Its funny how events that we anticipate so much can turn out so unexpectedly. Pretty much since I’ve started working, I’ve been looking forward to the day that I’d have the means to quit working and travel. For two years, I’ve been envisioning my last day of work, anticipating the excitement that accompanies the realization of freedom. I had it all figured out in my head, it fit right into our story: our trip was sticking it to “the man,” escaping cubicle life for the refuge of the road, my last day of work was to be my emancipation from corporate slavery. I guess my expectations were a bit too dramatic, idealistic, yet also cynical.

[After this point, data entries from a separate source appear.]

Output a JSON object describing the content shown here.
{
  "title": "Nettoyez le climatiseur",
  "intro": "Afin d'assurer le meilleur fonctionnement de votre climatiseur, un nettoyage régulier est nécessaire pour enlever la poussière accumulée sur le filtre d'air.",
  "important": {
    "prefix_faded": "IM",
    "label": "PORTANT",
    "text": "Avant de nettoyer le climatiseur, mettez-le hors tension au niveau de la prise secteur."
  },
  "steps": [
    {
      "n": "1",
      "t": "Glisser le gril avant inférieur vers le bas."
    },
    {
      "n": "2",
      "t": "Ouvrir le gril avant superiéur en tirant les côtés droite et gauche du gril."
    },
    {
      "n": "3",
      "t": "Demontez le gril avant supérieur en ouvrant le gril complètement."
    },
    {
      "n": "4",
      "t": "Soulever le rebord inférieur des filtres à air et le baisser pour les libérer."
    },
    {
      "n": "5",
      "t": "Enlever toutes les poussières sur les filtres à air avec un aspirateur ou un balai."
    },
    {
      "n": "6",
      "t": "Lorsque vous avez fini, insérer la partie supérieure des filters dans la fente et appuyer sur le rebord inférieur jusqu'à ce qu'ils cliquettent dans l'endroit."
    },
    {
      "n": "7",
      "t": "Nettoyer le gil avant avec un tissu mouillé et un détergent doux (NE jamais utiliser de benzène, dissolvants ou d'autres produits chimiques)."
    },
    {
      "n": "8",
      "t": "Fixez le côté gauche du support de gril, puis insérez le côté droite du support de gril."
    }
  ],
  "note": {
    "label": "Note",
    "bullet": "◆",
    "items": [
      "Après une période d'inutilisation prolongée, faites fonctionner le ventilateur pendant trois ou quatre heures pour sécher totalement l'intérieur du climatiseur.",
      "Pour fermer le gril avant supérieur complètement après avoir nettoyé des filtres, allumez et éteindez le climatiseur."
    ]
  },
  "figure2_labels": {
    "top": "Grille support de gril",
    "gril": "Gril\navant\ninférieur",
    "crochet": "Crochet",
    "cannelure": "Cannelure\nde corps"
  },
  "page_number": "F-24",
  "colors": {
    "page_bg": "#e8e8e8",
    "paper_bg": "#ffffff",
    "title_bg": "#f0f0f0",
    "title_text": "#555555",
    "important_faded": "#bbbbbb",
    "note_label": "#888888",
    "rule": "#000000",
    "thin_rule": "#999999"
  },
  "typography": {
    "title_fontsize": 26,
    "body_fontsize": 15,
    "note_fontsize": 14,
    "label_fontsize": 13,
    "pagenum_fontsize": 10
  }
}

My last days of work were actually pretty fun. They reminded me of all things I would actually miss. I didn’t want to stick anything to the man. The man actually gave me an opportunity, which helped me learn and grow. And my cubicle wasn’t so bad. In fact I liked it. Talking and joking all day with my work buddies. Throwing promotional foam balls at each other all day. And work wasn’t even close to slavery. Some, locked in contracts, would say indentured servitude, but I enjoyed my job. King Solomon of ancient Israel once wrote, “there is nothing better for a man than to enjoy his work.” (Ecclesiastes 3:22)
Don’t get me wrong, I’m excited to be done working. But the end of work was more like the end of college. Of course, nobody misses the lectures, papers, labs, deadlines, and so on. But its tough to say goodbye to the lifestyle, the parties, and the friends. Likewise, I’m going to miss the perks, the parties, and my friends. As far as my last week itself, the guys threw me a great party. I came into the office this morning to many kind cards, emails, and words. And like all Friday afternoons, I went out for lunch, in what’s become known as Pitcher Fridays. It was a great finale. It was perfect- just me and my four best work buds. There’s nothing else I’d rather do on Friday afternoons and no better way I could have concluded my time.